Sayın Gök, tazminat miktarları üzerinden bir değerlendirme yaptılar. Bu tazminat miktarları bizim komisyonlarda verdiğimiz rakamlardır yani bunlar gizli saklı şeyler değil. Türkiye'nin aleyhine 2012 yılında 23 milyon euro civarında tazminata karar verildiğini biz komisyonda da ifade ettik. Şimdi, bunun için gayret sarf ediyoruz. Bu çabalar ne zaman başladı? Aktif olarak 2011'in? Daha önce 2002'den beri, özellikle Sayın Bal'ın kürsüden sorduğu "AK PARTİ on yıldır iktidarda, on birinci yılında, şimdi mi aklına düştü bu Avrupa İnsan Hakları Mahkemesinin kararları?" 2002'yle 2005 arasında, Kopenhag siyasi kriterlerini karşılamak üzere bu Parlamento sabahlara kadar çalıştı. Gündüzden girdik, ertesi gün sabah üzerimize bu Parlamento çatısı altında güneş doğdu. Ve o dönem -hatırlıyorum, ben Grup Başkan Vekiliydim- tüm Parlamento tarihinin en çok yasa çıkartılan dönemidir.

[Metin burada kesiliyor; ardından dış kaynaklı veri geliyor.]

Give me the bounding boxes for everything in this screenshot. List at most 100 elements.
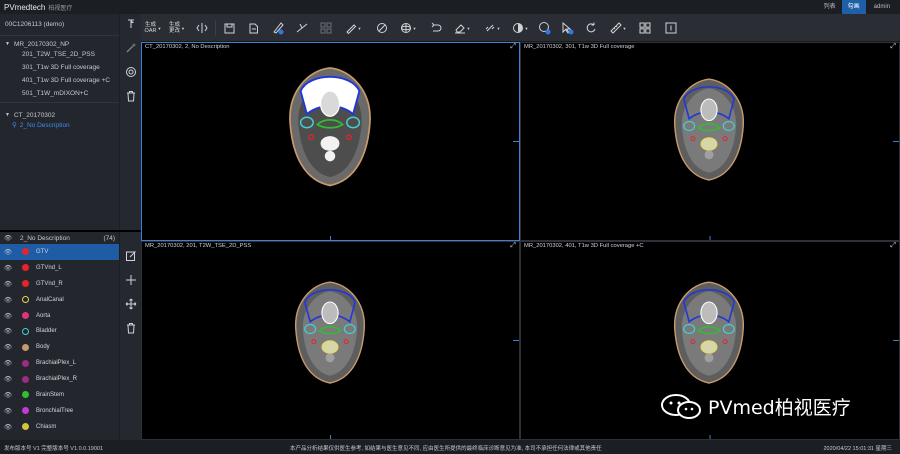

ALİ SERİNDAĞ (Gaziantep) - Sayın Başkan, süre, süre?

ADALET BAKANI SADULLAH ERGİN (Hatay) - 980 civarında kanun tasarı ve teklifi yasalaşmıştır dört buçuk yılda. Parlamento tarihinde böyle bir şey yok. Bütün bunların hepsi, İnsan Hakları Sözleşmesi'nden kaynaklı hakların karşılanabilmesi için, Türkiye'deki demokratik standartların işletilmesi için?

ALİ SERİNDAĞ (Gaziantep) - Sayın Başkan, bugünkü süre toleransınız nereden kaynaklanıyor? Bazen hiç ek süre vermiyorsunuz. Bu süre fazla.

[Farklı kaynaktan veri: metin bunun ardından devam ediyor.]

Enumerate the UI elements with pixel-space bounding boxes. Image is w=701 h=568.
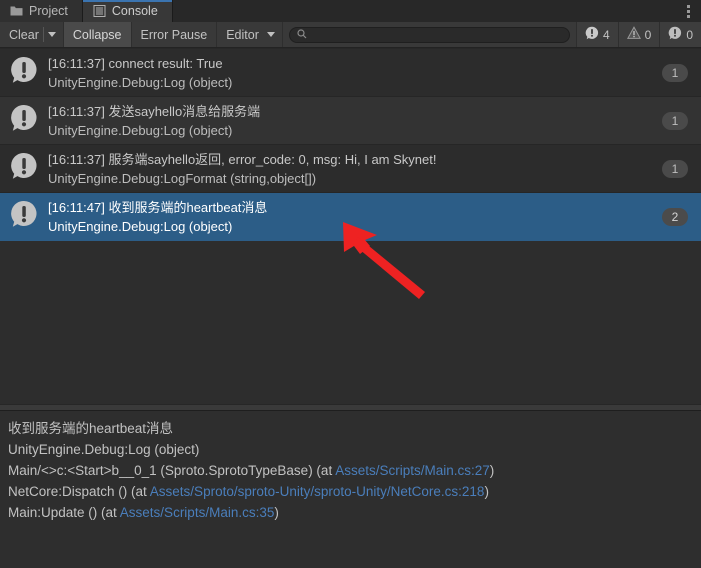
error-counter-value: 0 <box>686 27 693 42</box>
stack-frame-3-prefix: Main:Update () (at <box>8 505 120 520</box>
tab-project-label: Project <box>29 4 68 18</box>
log-entry-count-badge: 1 <box>662 63 688 82</box>
stack-frame-1-link[interactable]: Assets/Scripts/Main.cs:27 <box>335 463 490 478</box>
stack-frame-2: NetCore:Dispatch () (at Assets/Sproto/sp… <box>8 481 693 502</box>
stack-frame-3-suffix: ) <box>274 505 279 520</box>
collapse-button[interactable]: Collapse <box>63 22 132 47</box>
stack-frame-1-suffix: ) <box>489 463 495 478</box>
search-input[interactable] <box>311 28 562 41</box>
log-entry-text: [16:11:37] 发送sayhello消息给服务端 UnityEngine.… <box>48 102 662 140</box>
log-info-icon <box>585 26 599 43</box>
info-counter[interactable]: 4 <box>575 22 618 47</box>
log-counters: 4 0 0 <box>575 22 701 47</box>
editor-button-label: Editor <box>226 27 259 42</box>
log-entry-message: [16:11:47] 收到服务端的heartbeat消息 <box>48 199 268 215</box>
warning-counter[interactable]: 0 <box>617 22 660 47</box>
log-entry-count-badge: 1 <box>662 111 688 130</box>
log-info-icon <box>9 199 39 234</box>
info-counter-value: 4 <box>602 27 610 42</box>
console-toolbar: Clear Collapse Error Pause Editor 4 0 0 <box>0 22 701 48</box>
clear-button-label: Clear <box>9 27 39 42</box>
log-detail-pane[interactable]: 收到服务端的heartbeat消息 UnityEngine.Debug:Log … <box>0 411 701 568</box>
detail-source: UnityEngine.Debug:Log (object) <box>8 442 200 457</box>
search-icon <box>297 26 307 44</box>
tab-project[interactable]: Project <box>0 0 83 22</box>
tab-bar: Project Console <box>0 0 701 22</box>
clear-button-group: Clear <box>0 22 64 47</box>
search-area <box>282 22 576 47</box>
console-log-list[interactable]: [16:11:37] connect result: True UnityEng… <box>0 49 701 410</box>
tab-bar-filler <box>172 0 675 22</box>
log-entry-message: [16:11:37] 发送sayhello消息给服务端 <box>48 103 261 119</box>
detail-message: 收到服务端的heartbeat消息 <box>8 421 174 436</box>
log-entry-count-badge: 1 <box>662 159 688 178</box>
log-entry-row-selected[interactable]: [16:11:47] 收到服务端的heartbeat消息 UnityEngine… <box>0 193 701 241</box>
stack-frame-2-suffix: ) <box>484 484 489 499</box>
unity-console-window: Project Console Clear Collapse Error Pau… <box>0 0 701 568</box>
warning-triangle-icon <box>626 26 641 43</box>
log-entry-source: UnityEngine.Debug:Log (object) <box>48 122 233 138</box>
log-entry-count-badge: 2 <box>662 207 688 226</box>
log-info-icon <box>9 151 39 186</box>
log-entry-row[interactable]: [16:11:37] 发送sayhello消息给服务端 UnityEngine.… <box>0 97 701 145</box>
log-entry-source: UnityEngine.Debug:LogFormat (string,obje… <box>48 170 317 186</box>
editor-dropdown-button[interactable] <box>262 22 282 47</box>
log-entry-source: UnityEngine.Debug:Log (object) <box>48 74 233 90</box>
kebab-menu-icon[interactable] <box>675 0 701 22</box>
log-entry-text: [16:11:47] 收到服务端的heartbeat消息 UnityEngine… <box>48 198 662 236</box>
clear-button[interactable]: Clear <box>0 22 43 47</box>
editor-dropdown-group: Editor <box>217 22 283 47</box>
console-lines-icon <box>93 5 106 17</box>
log-entry-row[interactable]: [16:11:37] connect result: True UnityEng… <box>0 49 701 97</box>
stack-frame-1: Main/<>c:<Start>b__0_1 (Sproto.SprotoTyp… <box>8 460 693 481</box>
log-info-icon <box>9 55 39 90</box>
kebab-dot <box>686 9 690 13</box>
clear-dropdown-button[interactable] <box>43 22 63 47</box>
stack-frame-3-link[interactable]: Assets/Scripts/Main.cs:35 <box>120 505 275 520</box>
log-entry-text: [16:11:37] connect result: True UnityEng… <box>48 54 662 92</box>
stack-frame-3: Main:Update () (at Assets/Scripts/Main.c… <box>8 502 693 523</box>
editor-button[interactable]: Editor <box>217 22 263 47</box>
error-counter[interactable]: 0 <box>659 22 701 47</box>
log-list-empty-area[interactable] <box>0 241 701 410</box>
error-pause-button[interactable]: Error Pause <box>131 22 218 47</box>
error-circle-icon <box>668 26 682 43</box>
warning-counter-value: 0 <box>644 27 652 42</box>
folder-icon <box>10 5 23 17</box>
error-pause-button-label: Error Pause <box>140 27 208 42</box>
chevron-down-icon <box>47 32 56 37</box>
tab-console-label: Console <box>111 4 158 18</box>
panel-splitter[interactable] <box>0 404 701 411</box>
tab-console[interactable]: Console <box>82 0 173 22</box>
search-field[interactable] <box>288 26 570 44</box>
log-entry-source: UnityEngine.Debug:Log (object) <box>48 218 233 234</box>
log-entry-row[interactable]: [16:11:37] 服务端sayhello返回, error_code: 0,… <box>0 145 701 193</box>
log-entry-message: [16:11:37] 服务端sayhello返回, error_code: 0,… <box>48 151 437 167</box>
chevron-down-icon <box>266 32 275 37</box>
stack-frame-2-link[interactable]: Assets/Sproto/sproto-Unity/sproto-Unity/… <box>150 484 485 499</box>
log-entry-message: [16:11:37] connect result: True <box>48 55 223 71</box>
stack-frame-2-prefix: NetCore:Dispatch () (at <box>8 484 150 499</box>
collapse-button-label: Collapse <box>72 27 122 42</box>
kebab-dot <box>686 4 690 8</box>
log-entry-text: [16:11:37] 服务端sayhello返回, error_code: 0,… <box>48 150 662 188</box>
stack-frame-1-prefix: Main/<>c:<Start>b__0_1 (Sproto.SprotoTyp… <box>8 463 336 478</box>
kebab-dot <box>686 14 690 18</box>
log-info-icon <box>9 103 39 138</box>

BAŞKAN - Sayın Serindağ, sayın milletvekilleri soru sordular, Sayın Bakanın cevap vermesini istediler, onun için uzatıyoruz.

ADALET BAKANI SADULLAH ERGİN (Hatay) - Cevap verilmediği zaman da "Cevap vermiyorsunuz." diyorsunuz.

ALİ SERİNDAĞ (Gaziantep) - Sayın milletvekili de kürsüye konuşmak için çıkıyor. Süresi bitince söz hakkı vermiyorsunuz.

ADALET BAKANI SADULLAH ERGİN (Hatay) - Peki Sayın Başkanım, o zaman biz yazılı cevap verelim cevap veremediğimiz sorulara.